SUPERSEMAR NEWS BOGOR – Jalan Parung Panjang, Kabupaten Bogor, terus menjadi saksi bisu kecelakaan fatal akibat aktivitas truk tambang. Kerusakan jalan yang parah telah menyebabkan banyak kecelakaan, merenggut nyawa hingga menyebabkan cacat permanen.
Kapolres Bogor, AKBP Rio Wahyu Anggoro, mengungkapkan dalam kanal YouTube Kang Dedi Mulyadi Channel bahwa sudah 100 orang meninggal dunia akibat kecelakaan di kawasan ini. Namun, warga menegaskan bahwa angka korban cacat permanen juga sangat tinggi.
Warga Parung Panjang Soroti Korban Cacat Permanen
Muslim, warga Desa Parung Panjang, menyampaikan kekhawatirannya. Menurutnya, angka korban yang meninggal sudah mencapai 100 jiwa, tetapi mereka yang mengalami cacat permanen akibat terlindas truk juga banyak.
“100 itu yang meninggal, belum lagi yang cacat permanen akibat kecelakaan terlindas truk,” katanya kepada Supersemar News Bogor, Senin (10/2/2025).
Ia berharap Gubernur Jawa Barat terpilih, Dedi Mulyadi, dan Bupati Bogor yang baru dapat menyelesaikan permasalahan ini yang telah berlangsung bertahun-tahun.
“Sudah gonta-ganti Gubernur, gonta-ganti Bupati, tapi kondisi masih sama. Saya harap pemimpin sekarang bisa benar-benar menyelesaikan masalah ini,” ungkapnya penuh harap.
Harapan Warga untuk Jalan Khusus Tambang
Sementara itu, Agung Maulana, warga Desa Lumpang, Kecamatan Parung Panjang, juga turut menyampaikan keprihatinannya. Ia kehilangan beberapa teman akibat kecelakaan di jalan ini.

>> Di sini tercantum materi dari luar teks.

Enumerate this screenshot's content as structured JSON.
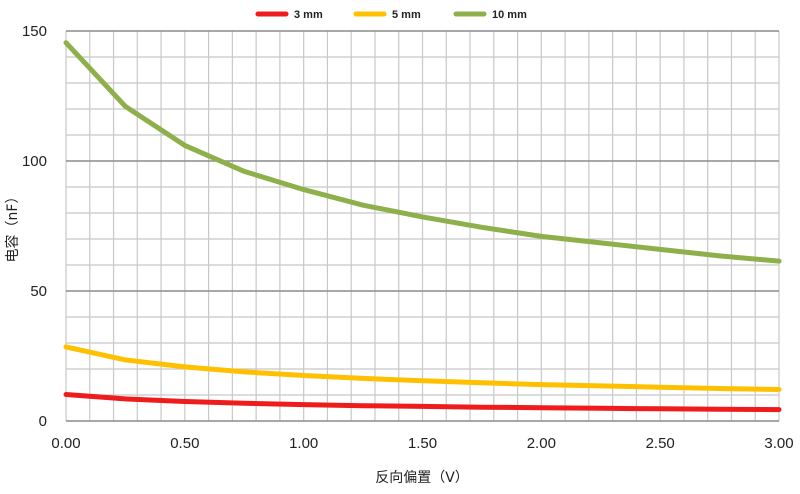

“Teman saya juga jadi korban terlindas truk. Saya berharap jalan khusus tambang segera dibangun dan Jalan Parung Panjang bisa diperbaiki dengan serius,” pintanya.
Warga berharap pemerintah provinsi dan kabupaten segera bertindak, sehingga kejadian tragis ini tidak terus terulang.